Sabah olduğunda yerde yatıyordum ve etrafımdaki her şey dağınıktı. Güneş ışığı perdelerin arasından süzülerek kapalı gözlerime ulaşıyordu. Birkaç saniye sonra gözlerimi yavaşça açmaya başladım, nerede olduğumu anlamaya çalışıyordum. Oturdum, üzerimde beyaz bir elbise vardı. Etrafıma bakındım, daha önce hiç görmediğim bir odadaydım. Bir şeyler hatırlamak umuduyla saçlarımı ovuşturarak ayağa kalktım ve odada yürümeye başladım. Sağ elimde bir ayna vardı. Ona baktım, yüzüm hafif makyajlıydı , çok güzel görünüyordu ve gözlerimin etrafı simlerle kaplıydı , saçımın özenle yapıldığı belliydi ama geçirdiğim derin uyku yüzünden mahvolmuştu. Aynada kendimle karşılaşınca geri geri adım attım, kafam çok karışıktı, bir şeyler hatırlamaya çalışıyordum. Odaya tekrar baktım, sonra bir otel odasında olduğumu anladım. Pencereye yaklaştım ve dışarı baktım. Otelin çok yüksek bir katında kalıyordum. İç çektim. Sonra odanın kapısı çalındı. Açmaya gittim.

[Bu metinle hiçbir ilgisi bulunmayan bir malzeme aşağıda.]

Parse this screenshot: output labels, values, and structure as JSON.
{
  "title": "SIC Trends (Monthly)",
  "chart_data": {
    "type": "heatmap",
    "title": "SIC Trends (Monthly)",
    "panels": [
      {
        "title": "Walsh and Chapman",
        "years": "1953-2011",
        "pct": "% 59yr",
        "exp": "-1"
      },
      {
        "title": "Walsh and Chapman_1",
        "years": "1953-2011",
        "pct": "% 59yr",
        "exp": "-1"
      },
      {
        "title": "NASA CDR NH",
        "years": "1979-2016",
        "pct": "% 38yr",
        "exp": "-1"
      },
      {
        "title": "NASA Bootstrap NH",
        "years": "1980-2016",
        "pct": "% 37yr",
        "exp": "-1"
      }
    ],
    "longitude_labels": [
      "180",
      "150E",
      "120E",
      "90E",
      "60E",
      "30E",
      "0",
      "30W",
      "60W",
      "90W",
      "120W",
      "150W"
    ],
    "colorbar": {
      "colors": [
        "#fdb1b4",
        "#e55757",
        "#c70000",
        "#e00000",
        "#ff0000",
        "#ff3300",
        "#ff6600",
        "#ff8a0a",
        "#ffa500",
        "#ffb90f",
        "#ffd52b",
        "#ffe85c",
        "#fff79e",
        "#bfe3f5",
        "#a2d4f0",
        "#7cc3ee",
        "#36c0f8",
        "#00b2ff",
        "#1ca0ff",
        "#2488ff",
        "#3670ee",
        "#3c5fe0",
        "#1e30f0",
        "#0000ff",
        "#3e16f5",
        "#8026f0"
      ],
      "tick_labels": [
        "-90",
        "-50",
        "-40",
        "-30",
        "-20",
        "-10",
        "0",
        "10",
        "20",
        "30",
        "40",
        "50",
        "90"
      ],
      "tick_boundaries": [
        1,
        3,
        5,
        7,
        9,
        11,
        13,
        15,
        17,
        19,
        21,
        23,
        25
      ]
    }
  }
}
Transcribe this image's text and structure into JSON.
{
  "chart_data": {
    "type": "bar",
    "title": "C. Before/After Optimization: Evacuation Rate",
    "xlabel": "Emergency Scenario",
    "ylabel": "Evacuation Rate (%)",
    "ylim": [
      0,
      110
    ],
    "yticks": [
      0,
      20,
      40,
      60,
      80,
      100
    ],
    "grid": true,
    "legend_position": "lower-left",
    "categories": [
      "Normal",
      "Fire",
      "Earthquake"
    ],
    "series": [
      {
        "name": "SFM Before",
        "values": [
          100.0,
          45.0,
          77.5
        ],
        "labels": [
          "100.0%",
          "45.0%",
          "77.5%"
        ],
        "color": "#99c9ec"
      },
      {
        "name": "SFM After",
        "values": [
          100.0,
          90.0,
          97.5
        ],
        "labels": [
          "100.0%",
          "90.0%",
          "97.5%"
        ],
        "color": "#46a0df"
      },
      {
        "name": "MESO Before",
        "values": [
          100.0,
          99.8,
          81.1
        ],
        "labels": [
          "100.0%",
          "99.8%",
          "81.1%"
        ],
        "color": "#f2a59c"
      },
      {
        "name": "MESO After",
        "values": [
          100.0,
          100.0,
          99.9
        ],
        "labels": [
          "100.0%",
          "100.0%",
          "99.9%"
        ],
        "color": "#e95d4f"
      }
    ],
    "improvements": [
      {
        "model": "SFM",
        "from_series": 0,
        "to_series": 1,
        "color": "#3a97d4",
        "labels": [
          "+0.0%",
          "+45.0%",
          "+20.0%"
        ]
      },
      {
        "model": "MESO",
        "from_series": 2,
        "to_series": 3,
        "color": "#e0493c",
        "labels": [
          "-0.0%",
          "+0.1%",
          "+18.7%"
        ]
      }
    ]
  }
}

"Günaydın Rosie hanım." Ona şaşkınlıkla baktım ve sordum, "Sen kimsin? Ve adımı nereden biliyorsun?" "Burada çalışıyorum. Bu otel odası dün gece sizin adınıza tutulmuş." "Ne?!" "Kahvaltıyla birlikte. Bu yüzden size kahvaltı getirdim." Ağzım açık kalmıştı , hiçbir şey anlamamıştım. Bir sabah hiçbir şey hatırlamadan uyanmak nasıl mümkün olabilirdi? Ona şaşkın şaşkın baktıktan sonra, "Tamam, teşekkür ederim, buraya bırakabilirsin" dedim. "İyi günler." "Size de !" Tam gidecekti ki durdu ve yüzünü çevirerek, "Bu arada Rosie Hanım , kocanız dün gece çıkarken bunu düşürmüş." dedi. "Ne?!!!" diye bağırdım. Sonra anahtarlığı elime aldım ve "Dün gece giderken! Benim kocam mı? Sen iyi misin? Ben evli bile değilim." Şaşkın bir şekilde elbiseme baktı ve "Özür dilerim, öyle demek istemedim ama dün gece siz baygınken sizi taşıyordu ve ben çantaları bu odaya çıkarırken bana kocanız olduğunu söyledi" dedi. Ağlamak üzereydim, içimi çektim ve yavaşça ona sordum, "Dün gece... Benimle olduğunu söyleyerek... Beni taşıyarak... Gittiğinde... Tam olarak ne bıraktı? Yani otel odamda mıydı?" "Evet. İkiniz neredeyse gece yarısı geldiniz ve o üç saat kaldı gece 3:00 gibi ayrıldı." Kaşlarımı kaldırdım hiçbir şey söylemeden durakladım. Sonra adam bana, "Rosie hanım, iyi misiniz?" diye sordu. Ona baktım, "Gelip gelmeyeceğini ya da başka bir şey söyledi mi?" "Hayır." "Tamam, teşekkür ederim." "Elbette. Yardıma ihtiyacınız olursa lütfen bana haber verin.” Başımı hareket ettirdim (Evet.) Sonra otel odasının kapısını kapattım ve anahtarlığa bakmaya devam ettim.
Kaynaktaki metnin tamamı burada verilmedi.